The Fed struck again yesterday afternoon with another .75 percentage point haircut for the Fed funds rate. Since August, this rate has fallen from 5.25 to 2.25 while inflation has risen from 2.5% to well over 4%.
Mungowitz will probably kick me off this blog for beating this particular horse so often, but I think this is bad policy. The only thing I think these rate cuts have done is reduce the greatly feared ARM re-sets that were on the near horizon. However, we now pretty much know that the real problem for homeowners is not payment re-sets, but that home prices have fallen (or stopped rising) enough to make their positions negative. We have too much housing still at too high a price and the price re-set is slow. One thing that would help would be to stimulate the demand for housing with lower long term interest rates, but the current Fed policy of allowing inflation to rise has 30 year mortgage rates "stuck" well above 6%.

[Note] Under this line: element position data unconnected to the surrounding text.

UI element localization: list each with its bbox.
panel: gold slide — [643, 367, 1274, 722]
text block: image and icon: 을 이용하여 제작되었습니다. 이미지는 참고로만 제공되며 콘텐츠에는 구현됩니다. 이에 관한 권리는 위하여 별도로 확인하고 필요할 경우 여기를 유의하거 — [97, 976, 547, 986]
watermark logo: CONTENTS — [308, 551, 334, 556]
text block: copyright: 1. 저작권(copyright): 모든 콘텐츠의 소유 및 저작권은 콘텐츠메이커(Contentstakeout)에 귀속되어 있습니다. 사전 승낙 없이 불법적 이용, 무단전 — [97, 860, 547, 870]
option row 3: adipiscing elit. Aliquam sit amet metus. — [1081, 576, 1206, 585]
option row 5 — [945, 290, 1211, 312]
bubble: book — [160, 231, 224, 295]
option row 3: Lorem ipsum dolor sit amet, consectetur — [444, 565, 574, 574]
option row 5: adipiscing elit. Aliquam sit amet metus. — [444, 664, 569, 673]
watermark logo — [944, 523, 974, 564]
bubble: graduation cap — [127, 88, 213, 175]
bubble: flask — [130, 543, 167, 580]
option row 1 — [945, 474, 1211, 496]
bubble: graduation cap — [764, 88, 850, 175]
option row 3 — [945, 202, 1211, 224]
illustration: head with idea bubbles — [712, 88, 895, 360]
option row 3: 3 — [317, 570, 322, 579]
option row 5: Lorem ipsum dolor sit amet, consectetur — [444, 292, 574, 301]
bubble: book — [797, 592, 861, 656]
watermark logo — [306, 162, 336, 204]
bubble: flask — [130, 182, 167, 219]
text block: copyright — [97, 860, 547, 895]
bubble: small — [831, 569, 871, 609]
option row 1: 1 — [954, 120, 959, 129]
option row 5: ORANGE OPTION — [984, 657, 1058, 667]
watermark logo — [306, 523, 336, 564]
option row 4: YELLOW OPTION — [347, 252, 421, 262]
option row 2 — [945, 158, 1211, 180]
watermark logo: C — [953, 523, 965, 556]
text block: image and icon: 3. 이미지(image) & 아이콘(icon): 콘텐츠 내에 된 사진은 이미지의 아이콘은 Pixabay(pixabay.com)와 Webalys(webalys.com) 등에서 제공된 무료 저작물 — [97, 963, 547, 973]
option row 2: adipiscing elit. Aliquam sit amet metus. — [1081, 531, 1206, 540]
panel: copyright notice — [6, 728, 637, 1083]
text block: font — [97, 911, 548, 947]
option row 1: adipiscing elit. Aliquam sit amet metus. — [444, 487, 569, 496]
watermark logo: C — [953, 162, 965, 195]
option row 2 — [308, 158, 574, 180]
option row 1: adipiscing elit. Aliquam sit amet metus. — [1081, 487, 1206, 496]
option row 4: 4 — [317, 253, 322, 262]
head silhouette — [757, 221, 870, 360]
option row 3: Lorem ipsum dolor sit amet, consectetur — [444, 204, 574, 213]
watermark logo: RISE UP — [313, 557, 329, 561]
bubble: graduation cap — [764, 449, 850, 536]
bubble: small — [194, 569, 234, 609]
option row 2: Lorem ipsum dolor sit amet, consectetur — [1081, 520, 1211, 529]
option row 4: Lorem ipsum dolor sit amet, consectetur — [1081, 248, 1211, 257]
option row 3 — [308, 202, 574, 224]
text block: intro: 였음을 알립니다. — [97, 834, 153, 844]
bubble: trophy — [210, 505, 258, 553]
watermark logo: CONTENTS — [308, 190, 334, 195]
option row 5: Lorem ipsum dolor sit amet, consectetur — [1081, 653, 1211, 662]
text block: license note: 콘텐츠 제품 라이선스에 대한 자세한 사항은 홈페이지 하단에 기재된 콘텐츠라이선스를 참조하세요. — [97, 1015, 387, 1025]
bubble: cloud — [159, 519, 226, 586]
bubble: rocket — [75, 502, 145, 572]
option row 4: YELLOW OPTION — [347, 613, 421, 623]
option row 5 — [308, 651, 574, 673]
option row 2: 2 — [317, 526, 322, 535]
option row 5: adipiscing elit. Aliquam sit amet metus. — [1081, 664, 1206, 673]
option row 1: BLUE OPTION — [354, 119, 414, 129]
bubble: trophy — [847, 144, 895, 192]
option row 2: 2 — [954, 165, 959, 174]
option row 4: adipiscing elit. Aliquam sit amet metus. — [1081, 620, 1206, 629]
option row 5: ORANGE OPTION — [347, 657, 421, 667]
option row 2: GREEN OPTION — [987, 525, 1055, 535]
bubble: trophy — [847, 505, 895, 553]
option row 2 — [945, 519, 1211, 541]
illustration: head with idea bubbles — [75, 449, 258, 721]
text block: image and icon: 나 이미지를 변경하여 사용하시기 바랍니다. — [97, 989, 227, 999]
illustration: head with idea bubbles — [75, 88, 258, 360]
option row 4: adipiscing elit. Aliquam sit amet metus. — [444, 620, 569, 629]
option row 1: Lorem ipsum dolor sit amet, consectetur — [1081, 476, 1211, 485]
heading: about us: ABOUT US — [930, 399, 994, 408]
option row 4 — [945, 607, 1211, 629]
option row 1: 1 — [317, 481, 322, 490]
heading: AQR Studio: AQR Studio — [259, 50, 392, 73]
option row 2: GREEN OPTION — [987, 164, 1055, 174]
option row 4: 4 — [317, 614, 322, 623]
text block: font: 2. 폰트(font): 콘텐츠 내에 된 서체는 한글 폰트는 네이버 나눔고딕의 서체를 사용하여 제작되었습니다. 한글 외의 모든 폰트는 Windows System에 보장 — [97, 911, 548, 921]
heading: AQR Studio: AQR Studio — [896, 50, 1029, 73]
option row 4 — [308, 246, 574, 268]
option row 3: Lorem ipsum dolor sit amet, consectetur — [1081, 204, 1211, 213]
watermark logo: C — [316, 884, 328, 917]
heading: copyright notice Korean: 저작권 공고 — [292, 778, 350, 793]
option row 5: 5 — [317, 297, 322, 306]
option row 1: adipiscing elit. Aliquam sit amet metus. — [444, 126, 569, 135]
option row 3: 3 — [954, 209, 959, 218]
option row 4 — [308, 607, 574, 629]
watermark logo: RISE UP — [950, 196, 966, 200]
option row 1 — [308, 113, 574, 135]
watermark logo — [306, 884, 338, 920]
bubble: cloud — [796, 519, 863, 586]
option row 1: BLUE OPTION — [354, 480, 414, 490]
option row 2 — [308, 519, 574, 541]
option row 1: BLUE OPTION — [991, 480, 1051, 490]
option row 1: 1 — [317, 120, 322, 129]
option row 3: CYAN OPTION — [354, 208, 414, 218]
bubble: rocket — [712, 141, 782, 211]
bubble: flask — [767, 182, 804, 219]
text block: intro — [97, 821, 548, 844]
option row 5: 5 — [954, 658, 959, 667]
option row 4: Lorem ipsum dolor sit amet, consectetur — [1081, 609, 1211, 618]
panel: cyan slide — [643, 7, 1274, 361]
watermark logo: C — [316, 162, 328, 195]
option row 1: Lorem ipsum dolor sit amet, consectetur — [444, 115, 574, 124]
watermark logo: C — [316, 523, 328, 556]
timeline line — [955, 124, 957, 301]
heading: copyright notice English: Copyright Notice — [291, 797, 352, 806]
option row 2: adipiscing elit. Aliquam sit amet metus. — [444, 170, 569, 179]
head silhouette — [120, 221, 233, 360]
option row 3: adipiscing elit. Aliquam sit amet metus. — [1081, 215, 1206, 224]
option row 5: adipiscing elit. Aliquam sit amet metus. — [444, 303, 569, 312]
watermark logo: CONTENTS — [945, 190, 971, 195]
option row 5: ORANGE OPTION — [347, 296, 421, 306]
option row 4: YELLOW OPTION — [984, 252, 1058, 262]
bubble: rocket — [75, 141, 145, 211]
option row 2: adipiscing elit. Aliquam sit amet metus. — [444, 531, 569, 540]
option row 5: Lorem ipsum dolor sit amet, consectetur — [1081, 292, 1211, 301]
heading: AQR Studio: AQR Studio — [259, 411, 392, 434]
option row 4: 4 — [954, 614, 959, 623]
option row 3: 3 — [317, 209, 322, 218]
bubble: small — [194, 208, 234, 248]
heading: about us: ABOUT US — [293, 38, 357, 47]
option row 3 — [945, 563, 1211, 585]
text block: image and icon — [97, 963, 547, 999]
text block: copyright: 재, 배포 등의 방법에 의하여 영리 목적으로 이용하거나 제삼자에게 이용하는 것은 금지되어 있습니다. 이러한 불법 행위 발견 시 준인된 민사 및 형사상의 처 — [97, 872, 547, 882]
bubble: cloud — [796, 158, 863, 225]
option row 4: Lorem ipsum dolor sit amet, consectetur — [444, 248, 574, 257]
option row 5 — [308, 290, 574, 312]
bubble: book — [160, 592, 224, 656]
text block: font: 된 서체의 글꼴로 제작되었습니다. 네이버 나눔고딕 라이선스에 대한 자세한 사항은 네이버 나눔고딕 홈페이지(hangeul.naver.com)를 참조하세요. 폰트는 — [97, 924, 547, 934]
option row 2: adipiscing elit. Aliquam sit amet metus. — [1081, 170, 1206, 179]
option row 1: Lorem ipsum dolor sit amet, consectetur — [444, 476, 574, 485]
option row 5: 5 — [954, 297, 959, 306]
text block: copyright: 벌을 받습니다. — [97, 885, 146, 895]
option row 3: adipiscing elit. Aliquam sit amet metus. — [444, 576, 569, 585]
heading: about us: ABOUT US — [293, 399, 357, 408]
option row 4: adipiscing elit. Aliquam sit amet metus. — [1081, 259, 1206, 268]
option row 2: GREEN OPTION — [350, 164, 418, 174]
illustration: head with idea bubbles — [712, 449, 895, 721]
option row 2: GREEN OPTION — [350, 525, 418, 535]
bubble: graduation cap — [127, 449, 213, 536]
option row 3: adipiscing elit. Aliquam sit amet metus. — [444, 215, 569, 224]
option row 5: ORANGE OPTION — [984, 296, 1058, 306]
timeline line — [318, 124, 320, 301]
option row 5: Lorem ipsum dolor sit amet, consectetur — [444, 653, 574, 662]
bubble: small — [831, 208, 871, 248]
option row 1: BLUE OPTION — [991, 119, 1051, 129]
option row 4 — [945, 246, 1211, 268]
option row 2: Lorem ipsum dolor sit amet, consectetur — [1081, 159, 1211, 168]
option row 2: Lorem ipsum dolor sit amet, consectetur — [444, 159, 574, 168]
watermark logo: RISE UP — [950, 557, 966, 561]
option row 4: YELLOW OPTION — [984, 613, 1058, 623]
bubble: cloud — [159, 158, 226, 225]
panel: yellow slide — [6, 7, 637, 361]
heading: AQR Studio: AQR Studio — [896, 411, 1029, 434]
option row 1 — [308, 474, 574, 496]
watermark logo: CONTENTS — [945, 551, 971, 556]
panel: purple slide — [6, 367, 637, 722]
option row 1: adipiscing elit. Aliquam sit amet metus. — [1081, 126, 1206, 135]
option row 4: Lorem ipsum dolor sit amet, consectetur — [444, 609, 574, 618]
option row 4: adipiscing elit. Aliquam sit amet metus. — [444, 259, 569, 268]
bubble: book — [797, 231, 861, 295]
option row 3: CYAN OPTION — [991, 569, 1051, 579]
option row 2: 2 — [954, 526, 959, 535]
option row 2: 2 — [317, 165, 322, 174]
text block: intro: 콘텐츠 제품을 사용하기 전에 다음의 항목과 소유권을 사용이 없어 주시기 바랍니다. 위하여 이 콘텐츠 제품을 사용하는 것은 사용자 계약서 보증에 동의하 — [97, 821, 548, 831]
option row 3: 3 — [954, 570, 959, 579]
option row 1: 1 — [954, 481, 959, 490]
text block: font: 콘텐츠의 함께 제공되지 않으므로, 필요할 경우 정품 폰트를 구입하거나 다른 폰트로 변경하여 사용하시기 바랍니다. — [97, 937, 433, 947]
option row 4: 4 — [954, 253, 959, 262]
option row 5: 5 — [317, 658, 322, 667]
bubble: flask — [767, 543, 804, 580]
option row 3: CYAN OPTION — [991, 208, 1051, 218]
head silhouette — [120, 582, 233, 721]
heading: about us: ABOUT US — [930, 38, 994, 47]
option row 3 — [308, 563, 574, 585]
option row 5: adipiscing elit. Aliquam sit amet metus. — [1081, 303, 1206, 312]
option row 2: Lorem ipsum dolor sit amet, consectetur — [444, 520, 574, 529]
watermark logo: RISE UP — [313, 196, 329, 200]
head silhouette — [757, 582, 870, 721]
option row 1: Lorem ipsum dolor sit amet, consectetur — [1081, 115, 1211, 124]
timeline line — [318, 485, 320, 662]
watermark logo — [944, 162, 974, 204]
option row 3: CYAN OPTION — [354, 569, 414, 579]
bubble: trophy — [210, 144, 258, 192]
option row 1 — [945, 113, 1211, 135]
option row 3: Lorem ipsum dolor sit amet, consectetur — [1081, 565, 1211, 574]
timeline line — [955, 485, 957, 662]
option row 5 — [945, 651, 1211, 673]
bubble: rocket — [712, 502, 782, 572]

In sum, while I applaud the lender of last resort actions the Fed has been taking, I see little good and a lot of ill coming from these unrelenting Fed fund rate cuts. They won't stave off a possible recession, nor will they solve or notably improve the housing crisis. They will push up inflation and keep long term rates higher.
3 comments:
That's pretty much what I've been wondering about this, myself. So is this a case of my macro education not being the same product as what Dr. Bernanke taught at Princeton, or is it just the political pressure?
Why wait for housing prices to adjust? Just lower the value of the dollar so that a 500 sq ft condo in NYC is really worth $500K.
I just read Bernanke's textbook, and his actions don't seem consistent with it.
There are two governmental controls to spur the economy - (1) rates and (2) deficit spending. Greenspan and Bernanke have been telling congress for years to save for a rainy day. That rainy day is here, and we're broke. Bernanke's pushing the gas pedal all the way to the floor, but there's no fuel in the tank.
IMO, we just have to cross our fingers and hope some scientist will invent something really valuable like the pc or the internet or engines that run on air or water.
One thing that would help would be to stimulate the demand for housing with lower long term interest rates, but the current Fed policy of allowing inflation to rise has 30 year mortgage rates "stuck" well above 6%.
The 10 year note is about 3.4%. So don't you think the "stuck" mortgage rates have more to due with a risk premium than inflation expectations?